I’ve written several entries about The Armada by Garrett Mattingly because it is a prodigious work of scholarship, and, unlike so very very many prodigious works of scholarship, this is a ripping good read. Not surprisingly it won the Pulitzer Prize and it was a Book-of-the-Month Club selection.
You get to know Philip II of Spain from his letters and his marginal notations on diplomatic reports and from people who were there. I also learned a lot I didn’t know about Elizabeth I, and she’s one of my greatest heroes.
Elizabeth’s predecessor, Mary I, had 280 people burned alive and hanged and beheaded countless others in an effort to restore the Catholic Church in England. She was married to Philip II of Spain. Thankfully, Mary died in 1558.
It’s usually a mistake to pick out the good guys and the bad guys in historical conflicts, but when one side advocates burning people alive for their own good, I don’t have any trouble doing so.
Elizabeth I took over and had a bunch of tedious churchmen draw up a list of 35 or so articles, and if everybody signed off on them we could stop killing each other in hideous ways and go back to living in peace. And of course the 35 articles were so long and boring that no one ever bothered to read them.
In my view that’s a brilliant bit of statesmanship that proved a tremendous benefit to humanity.
Mattingly explains why the execution of Mary Queen of Scots, cousin to Mary I and Elizabeth, triggered the launching of the Armada. MQS was a Catholic and was next in line to the throne, so Philip knew that if Elizabeth died, England would be Catholic again.
But MQS was constantly plotting against Elizabeth and had to be done away with. And that meant the next in line for the throne was Mary’s son James VI of Scotland, who was a Protestant.
During the build-up to the war in the Channel, Mattingly explains, Elizabeth was under pressure from her councilors to crack down (more than usual) on English Catholics, but she didn’t. There were English Catholic churchmen in Rome ready to take over, and we meet some of them, but Elizabeth didn’t take any repressive measures. She trusted the people of England, and it worked out well.

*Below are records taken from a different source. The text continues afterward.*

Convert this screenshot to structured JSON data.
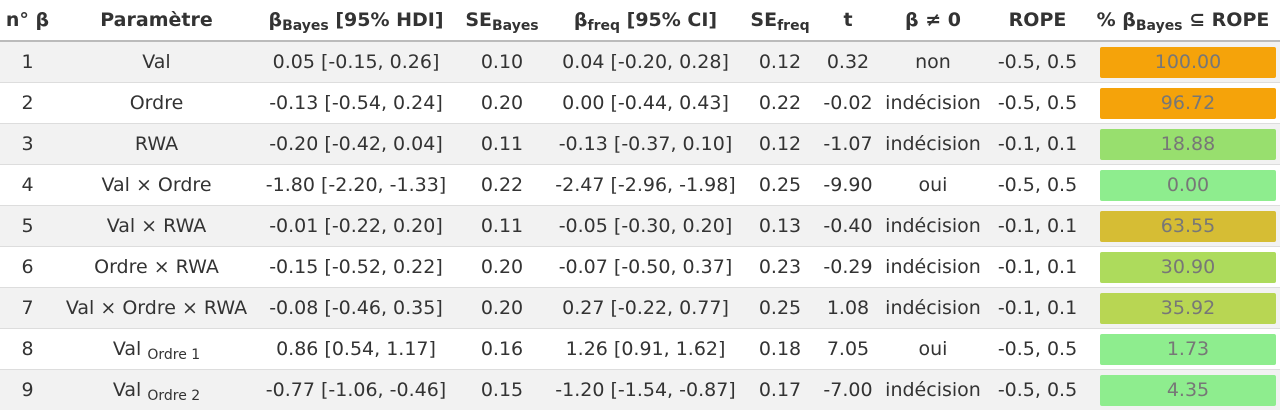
{
  "headers": {
    "n": "n° β",
    "param": "Paramètre",
    "bbayes_main": "β",
    "bbayes_sub": "Bayes",
    "bbayes_tail": " [95% HDI]",
    "sebayes_main": "SE",
    "sebayes_sub": "Bayes",
    "bfreq_main": "β",
    "bfreq_sub": "freq",
    "bfreq_tail": " [95% CI]",
    "sefreq_main": "SE",
    "sefreq_sub": "freq",
    "t": "t",
    "neq0": "β ≠ 0",
    "rope": "ROPE",
    "pct_main": "% β",
    "pct_sub": "Bayes",
    "pct_tail": " ⊆ ROPE"
  },
  "rows": [
    {
      "n": "1",
      "param": "Val",
      "param_sub": "",
      "bbayes": "0.05 [-0.15, 0.26]",
      "sebayes": "0.10",
      "bfreq": "0.04 [-0.20, 0.28]",
      "sefreq": "0.12",
      "t": "0.32",
      "neq0": "non",
      "rope": "-0.5, 0.5",
      "pct": "100.00",
      "color": "#f5a30a"
    },
    {
      "n": "2",
      "param": "Ordre",
      "param_sub": "",
      "bbayes": "-0.13 [-0.54, 0.24]",
      "sebayes": "0.20",
      "bfreq": "0.00 [-0.44, 0.43]",
      "sefreq": "0.22",
      "t": "-0.02",
      "neq0": "indécision",
      "rope": "-0.5, 0.5",
      "pct": "96.72",
      "color": "#f5a30a"
    },
    {
      "n": "3",
      "param": "RWA",
      "param_sub": "",
      "bbayes": "-0.20 [-0.42, 0.04]",
      "sebayes": "0.11",
      "bfreq": "-0.13 [-0.37, 0.10]",
      "sefreq": "0.12",
      "t": "-1.07",
      "neq0": "indécision",
      "rope": "-0.1, 0.1",
      "pct": "18.88",
      "color": "#98df6e"
    },
    {
      "n": "4",
      "param": "Val × Ordre",
      "param_sub": "",
      "bbayes": "-1.80 [-2.20, -1.33]",
      "sebayes": "0.22",
      "bfreq": "-2.47 [-2.96, -1.98]",
      "sefreq": "0.25",
      "t": "-9.90",
      "neq0": "oui",
      "rope": "-0.5, 0.5",
      "pct": "0.00",
      "color": "#8eed8e"
    },
    {
      "n": "5",
      "param": "Val × RWA",
      "param_sub": "",
      "bbayes": "-0.01 [-0.22, 0.20]",
      "sebayes": "0.11",
      "bfreq": "-0.05 [-0.30, 0.20]",
      "sefreq": "0.13",
      "t": "-0.40",
      "neq0": "indécision",
      "rope": "-0.1, 0.1",
      "pct": "63.55",
      "color": "#d6bd34"
    },
    {
      "n": "6",
      "param": "Ordre × RWA",
      "param_sub": "",
      "bbayes": "-0.15 [-0.52, 0.22]",
      "sebayes": "0.20",
      "bfreq": "-0.07 [-0.50, 0.37]",
      "sefreq": "0.23",
      "t": "-0.29",
      "neq0": "indécision",
      "rope": "-0.1, 0.1",
      "pct": "30.90",
      "color": "#addb5c"
    },
    {
      "n": "7",
      "param": "Val × Ordre × RWA",
      "param_sub": "",
      "bbayes": "-0.08 [-0.46, 0.35]",
      "sebayes": "0.20",
      "bfreq": "0.27 [-0.22, 0.77]",
      "sefreq": "0.25",
      "t": "1.08",
      "neq0": "indécision",
      "rope": "-0.1, 0.1",
      "pct": "35.92",
      "color": "#b8d653"
    },
    {
      "n": "8",
      "param": "Val",
      "param_sub": "Ordre 1",
      "bbayes": "0.86 [0.54, 1.17]",
      "sebayes": "0.16",
      "bfreq": "1.26 [0.91, 1.62]",
      "sefreq": "0.18",
      "t": "7.05",
      "neq0": "oui",
      "rope": "-0.5, 0.5",
      "pct": "1.73",
      "color": "#8eed8e"
    },
    {
      "n": "9",
      "param": "Val",
      "param_sub": "Ordre 2",
      "bbayes": "-0.77 [-1.06, -0.46]",
      "sebayes": "0.15",
      "bfreq": "-1.20 [-1.54, -0.87]",
      "sefreq": "0.17",
      "t": "-7.00",
      "neq0": "indécision",
      "rope": "-0.5, 0.5",
      "pct": "4.35",
      "color": "#8eed8e"
    }
  ]
}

Much of the book is actually about what was happening in France. Why? Well if Philip was going to send the Duke of Parma’s army to England, he had to be sure that France would not take over the Spanish possessions in what is now Belgium, which were their base of operations for fighting the Dutch Revolt, which began 20 years before the Armada and continued for decades afterward.

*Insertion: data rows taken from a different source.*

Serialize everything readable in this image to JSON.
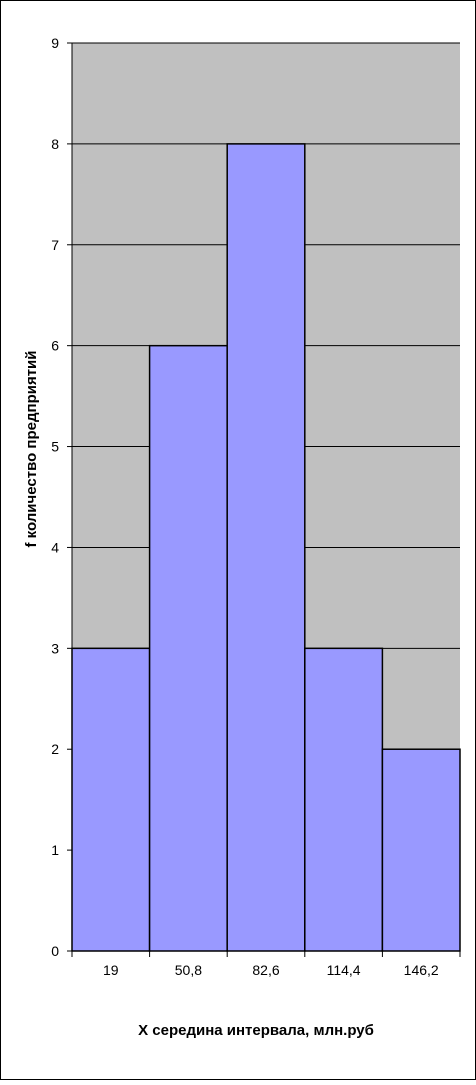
{
  "chart_data": {
    "type": "bar",
    "title": "",
    "xlabel": "X середина интервала, млн.руб",
    "ylabel": "f количество предприятий",
    "categories": [
      "19",
      "50,8",
      "82,6",
      "114,4",
      "146,2"
    ],
    "values": [
      3,
      6,
      8,
      3,
      2
    ],
    "ylim": [
      0,
      9
    ],
    "yticks": [
      "0",
      "1",
      "2",
      "3",
      "4",
      "5",
      "6",
      "7",
      "8",
      "9"
    ],
    "grid": true,
    "legend": "none",
    "colors": {
      "bar_fill": "#9999ff",
      "bar_stroke": "#000000",
      "plot_background": "#c0c0c0",
      "gridline": "#000000",
      "page_background": "#ffffff"
    }
  }
}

The crafty Bernardino de Mendoza is Spain’s ambassador to France and he had been kicked out of England for endangering the realm, and he’s hankering to return at the head of a Spanish army. He keeps pressure on French King Henry III of Valois by organizing and funding the Catholic League, led by Henry of Guise, to prevent any action against Spain.

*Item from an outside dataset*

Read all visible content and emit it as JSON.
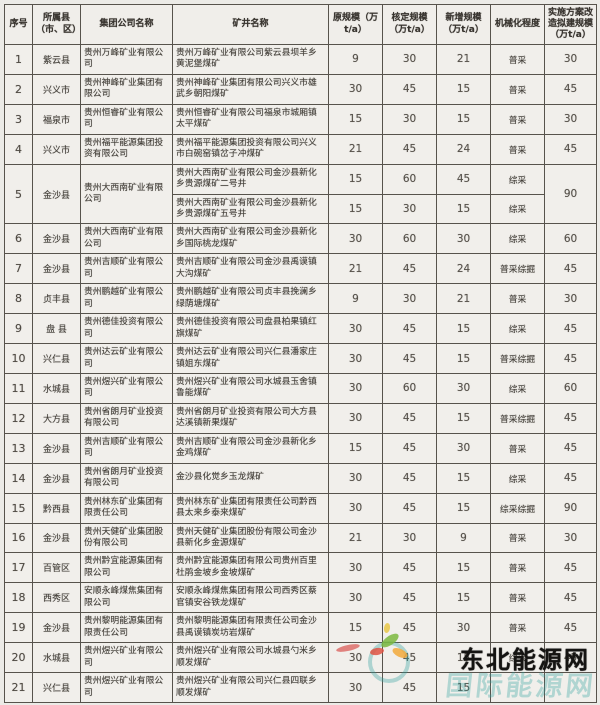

Just to complicate matters, the next in line to the French throne was the third Henry, Henry of Navarre, who was a Protestant.
Henry of Valois and his mother, Catherine de Medici, had been for all-out war against the Protestants and had ordered the Bartholomew’s Day Massacre in 1572, but lately had lately been in favor of negotiation in view of the Protestant’s strong defensive position and the kingdom’s precarious financial position.
Valois would have liked nothing more than to attack France’s ancestral enemies, the Spanish, in the Low Countries, so we see Bernardino’s clever machinations to keep him in line by supporting Henry of Guise and the Catholic League.
The people of Paris mocked the king for his attachment to fruity male courtiers, which for them explained why he had no heirs, and the preachers of the city denounced his tepid defense of the true religion. And they all adored Henry of Guise.
So, to make a long story a little bit shorter, after the defeat of the Armada, Henry of Valois has Henry of Guise murdered in an antechamber of his palace. The king looked down on the sprawled body of his rival and said, “How tall he is! I had not thought he was so tall. He is even taller dead than alive.”
Seven months later, Henry of Valois was assassinated and Henry of Navarre became king.
It’s a great story and Mattingly tells it much better than I do.